The role of agriculture in causing and becoming affected by climate change is, to say the least, of much current interest.  The Food and Agriculture Organization of the U.N. (FAO) has  a new report out on precisely this issue: “Climate-Smart” Agriculture: Policies, Practices and Financing for Food Security, Adaptation, and Mitigation.

The report focuses on agriculture in developing countries.  These must develop “climate-smart” approaches to cope with the challenge of feeding a warmer, more heavily populated world.
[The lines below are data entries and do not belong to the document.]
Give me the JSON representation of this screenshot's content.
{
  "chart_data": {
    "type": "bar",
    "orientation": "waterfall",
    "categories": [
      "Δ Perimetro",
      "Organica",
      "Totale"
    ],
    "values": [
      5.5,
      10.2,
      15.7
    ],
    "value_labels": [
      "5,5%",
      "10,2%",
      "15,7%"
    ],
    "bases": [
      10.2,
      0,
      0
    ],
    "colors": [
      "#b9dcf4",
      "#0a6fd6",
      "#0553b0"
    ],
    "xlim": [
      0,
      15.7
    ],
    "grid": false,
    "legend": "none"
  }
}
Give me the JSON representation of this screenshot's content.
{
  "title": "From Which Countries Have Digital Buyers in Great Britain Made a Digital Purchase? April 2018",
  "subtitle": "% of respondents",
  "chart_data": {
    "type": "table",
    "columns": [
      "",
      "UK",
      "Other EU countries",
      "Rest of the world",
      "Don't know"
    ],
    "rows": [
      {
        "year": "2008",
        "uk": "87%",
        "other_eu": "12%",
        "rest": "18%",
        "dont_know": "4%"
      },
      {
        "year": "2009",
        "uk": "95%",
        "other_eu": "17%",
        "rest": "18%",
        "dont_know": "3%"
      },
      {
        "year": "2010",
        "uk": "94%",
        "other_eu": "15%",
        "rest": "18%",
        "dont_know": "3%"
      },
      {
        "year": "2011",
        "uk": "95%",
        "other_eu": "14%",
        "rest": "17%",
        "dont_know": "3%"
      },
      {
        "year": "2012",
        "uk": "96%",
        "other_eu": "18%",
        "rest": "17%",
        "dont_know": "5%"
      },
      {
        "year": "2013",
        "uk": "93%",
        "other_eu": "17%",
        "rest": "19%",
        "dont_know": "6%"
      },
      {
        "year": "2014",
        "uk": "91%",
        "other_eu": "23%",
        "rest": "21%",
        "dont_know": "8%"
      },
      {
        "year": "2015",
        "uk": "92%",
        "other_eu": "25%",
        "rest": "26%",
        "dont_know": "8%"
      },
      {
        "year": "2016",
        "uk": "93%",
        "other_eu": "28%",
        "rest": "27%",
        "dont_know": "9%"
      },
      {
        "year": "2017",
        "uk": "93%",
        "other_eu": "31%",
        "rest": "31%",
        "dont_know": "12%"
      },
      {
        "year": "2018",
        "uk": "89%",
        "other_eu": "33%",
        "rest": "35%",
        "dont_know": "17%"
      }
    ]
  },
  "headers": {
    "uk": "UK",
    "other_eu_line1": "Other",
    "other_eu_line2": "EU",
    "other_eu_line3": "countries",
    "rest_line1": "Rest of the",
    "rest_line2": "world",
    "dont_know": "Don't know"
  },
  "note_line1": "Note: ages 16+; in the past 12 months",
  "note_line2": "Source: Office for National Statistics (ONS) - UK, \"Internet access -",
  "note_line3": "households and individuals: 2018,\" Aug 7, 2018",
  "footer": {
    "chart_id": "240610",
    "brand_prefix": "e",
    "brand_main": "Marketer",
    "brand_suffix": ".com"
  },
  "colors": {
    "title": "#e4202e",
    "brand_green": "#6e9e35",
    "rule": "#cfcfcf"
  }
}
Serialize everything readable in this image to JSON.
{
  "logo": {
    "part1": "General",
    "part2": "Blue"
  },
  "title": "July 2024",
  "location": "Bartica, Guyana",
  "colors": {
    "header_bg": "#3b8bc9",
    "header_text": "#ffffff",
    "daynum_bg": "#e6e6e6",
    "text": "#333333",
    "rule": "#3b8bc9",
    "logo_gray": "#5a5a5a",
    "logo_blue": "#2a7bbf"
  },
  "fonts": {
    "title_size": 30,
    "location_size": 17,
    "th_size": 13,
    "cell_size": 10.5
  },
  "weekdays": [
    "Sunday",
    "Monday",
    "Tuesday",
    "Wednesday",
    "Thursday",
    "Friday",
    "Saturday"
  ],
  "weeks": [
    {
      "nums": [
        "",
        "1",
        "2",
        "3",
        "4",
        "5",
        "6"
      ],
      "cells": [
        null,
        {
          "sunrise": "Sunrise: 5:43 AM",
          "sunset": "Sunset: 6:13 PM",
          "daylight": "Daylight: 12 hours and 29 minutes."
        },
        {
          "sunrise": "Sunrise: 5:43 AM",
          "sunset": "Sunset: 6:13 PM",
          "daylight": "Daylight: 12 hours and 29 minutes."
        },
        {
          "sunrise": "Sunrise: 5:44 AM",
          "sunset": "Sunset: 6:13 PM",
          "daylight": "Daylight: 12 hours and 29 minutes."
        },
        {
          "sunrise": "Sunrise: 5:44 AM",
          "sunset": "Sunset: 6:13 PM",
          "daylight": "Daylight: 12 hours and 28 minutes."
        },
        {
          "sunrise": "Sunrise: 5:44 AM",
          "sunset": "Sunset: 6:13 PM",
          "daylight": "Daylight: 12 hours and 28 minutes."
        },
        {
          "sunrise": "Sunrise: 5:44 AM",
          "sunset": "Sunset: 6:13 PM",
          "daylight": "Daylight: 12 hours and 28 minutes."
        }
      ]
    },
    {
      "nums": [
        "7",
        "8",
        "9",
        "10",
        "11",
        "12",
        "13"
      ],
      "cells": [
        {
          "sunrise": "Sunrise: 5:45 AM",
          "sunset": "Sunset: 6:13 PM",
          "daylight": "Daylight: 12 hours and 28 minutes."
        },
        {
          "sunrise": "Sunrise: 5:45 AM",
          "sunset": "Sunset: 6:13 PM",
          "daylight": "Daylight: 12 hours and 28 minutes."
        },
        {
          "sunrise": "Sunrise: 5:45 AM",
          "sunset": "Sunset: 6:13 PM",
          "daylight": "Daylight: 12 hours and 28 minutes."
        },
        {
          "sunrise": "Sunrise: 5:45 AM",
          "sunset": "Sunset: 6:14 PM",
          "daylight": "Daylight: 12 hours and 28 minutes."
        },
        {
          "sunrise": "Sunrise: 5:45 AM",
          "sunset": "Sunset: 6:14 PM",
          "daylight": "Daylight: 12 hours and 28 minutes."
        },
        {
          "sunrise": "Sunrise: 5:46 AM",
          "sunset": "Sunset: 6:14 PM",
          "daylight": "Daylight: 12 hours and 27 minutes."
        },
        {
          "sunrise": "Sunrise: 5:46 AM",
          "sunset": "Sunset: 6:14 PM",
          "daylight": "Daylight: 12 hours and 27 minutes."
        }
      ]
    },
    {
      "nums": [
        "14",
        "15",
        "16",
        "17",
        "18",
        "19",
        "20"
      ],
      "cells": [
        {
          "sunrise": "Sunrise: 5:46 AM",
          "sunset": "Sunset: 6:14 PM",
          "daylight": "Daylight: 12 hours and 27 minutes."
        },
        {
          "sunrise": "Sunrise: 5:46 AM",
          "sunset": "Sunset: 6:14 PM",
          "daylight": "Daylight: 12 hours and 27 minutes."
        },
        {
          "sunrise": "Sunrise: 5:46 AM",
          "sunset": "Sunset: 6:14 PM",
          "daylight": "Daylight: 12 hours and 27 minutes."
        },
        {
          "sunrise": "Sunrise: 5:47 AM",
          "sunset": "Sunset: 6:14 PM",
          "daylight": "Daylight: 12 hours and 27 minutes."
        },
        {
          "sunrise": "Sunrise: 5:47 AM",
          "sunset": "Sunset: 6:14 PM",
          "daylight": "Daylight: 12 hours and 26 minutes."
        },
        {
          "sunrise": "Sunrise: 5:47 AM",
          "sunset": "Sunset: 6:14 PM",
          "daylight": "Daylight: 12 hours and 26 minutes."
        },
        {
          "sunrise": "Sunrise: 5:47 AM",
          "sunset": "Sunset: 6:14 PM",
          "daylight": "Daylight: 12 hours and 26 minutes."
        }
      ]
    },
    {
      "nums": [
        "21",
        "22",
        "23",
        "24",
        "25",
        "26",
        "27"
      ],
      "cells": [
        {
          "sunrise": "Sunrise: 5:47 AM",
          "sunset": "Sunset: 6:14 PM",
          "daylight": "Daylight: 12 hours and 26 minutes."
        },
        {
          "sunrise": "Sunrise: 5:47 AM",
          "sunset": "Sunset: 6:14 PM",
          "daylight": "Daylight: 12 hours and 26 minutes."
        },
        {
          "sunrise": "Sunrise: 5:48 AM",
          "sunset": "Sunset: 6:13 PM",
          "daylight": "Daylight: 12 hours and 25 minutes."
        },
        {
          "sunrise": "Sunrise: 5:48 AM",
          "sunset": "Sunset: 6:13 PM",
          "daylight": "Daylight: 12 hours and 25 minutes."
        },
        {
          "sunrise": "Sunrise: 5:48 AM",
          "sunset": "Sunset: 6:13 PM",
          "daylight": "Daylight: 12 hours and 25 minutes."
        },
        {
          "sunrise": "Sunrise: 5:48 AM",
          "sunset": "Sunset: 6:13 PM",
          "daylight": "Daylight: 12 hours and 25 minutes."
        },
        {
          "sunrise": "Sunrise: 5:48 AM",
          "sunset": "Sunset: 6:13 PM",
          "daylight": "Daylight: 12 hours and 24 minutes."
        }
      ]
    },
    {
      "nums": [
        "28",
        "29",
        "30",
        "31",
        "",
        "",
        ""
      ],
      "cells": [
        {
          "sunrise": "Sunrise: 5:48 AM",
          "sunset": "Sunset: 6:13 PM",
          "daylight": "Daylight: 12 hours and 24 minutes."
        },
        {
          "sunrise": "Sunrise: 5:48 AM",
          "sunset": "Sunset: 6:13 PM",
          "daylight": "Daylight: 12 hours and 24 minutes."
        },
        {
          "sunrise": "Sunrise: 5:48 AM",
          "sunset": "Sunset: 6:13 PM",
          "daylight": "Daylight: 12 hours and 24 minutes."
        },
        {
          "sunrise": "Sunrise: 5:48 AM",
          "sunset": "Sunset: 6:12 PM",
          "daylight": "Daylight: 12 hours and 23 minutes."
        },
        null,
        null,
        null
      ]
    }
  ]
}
Climate change is expected to reduce agriculture productivity, stability and incomes in many areas that already experience high levels of food insecurity — yet world agriculture production will need to increase by 70 percent over the coming four decades in order to meet the food requirements of growing world population.

What needs to change?

  • Agriculture: must produce more food, waste less, and make it easier for farmers to get their produce to consumers.
  • Farming: must do a better job of managing natural resources like water, land and forests, soil nutrients and genetic resources to be more resilient to natural disasters.
  • Insurers: must do a better job of helping farmers cope with climate-related problems.
  • Agriculture: must find ways to reduce its environmental impacts — including lowering its own greenhouse gas emissions — without compromising food security and rural development.

This will take money, but from where?

The report gives examples of how farmers are already moving to tackle these issues and adopt new, climate-smart practices.

But how odd: how come FAO isn’t talking about agricultural practices in developed countries ?  Don’t we have some responsibility here?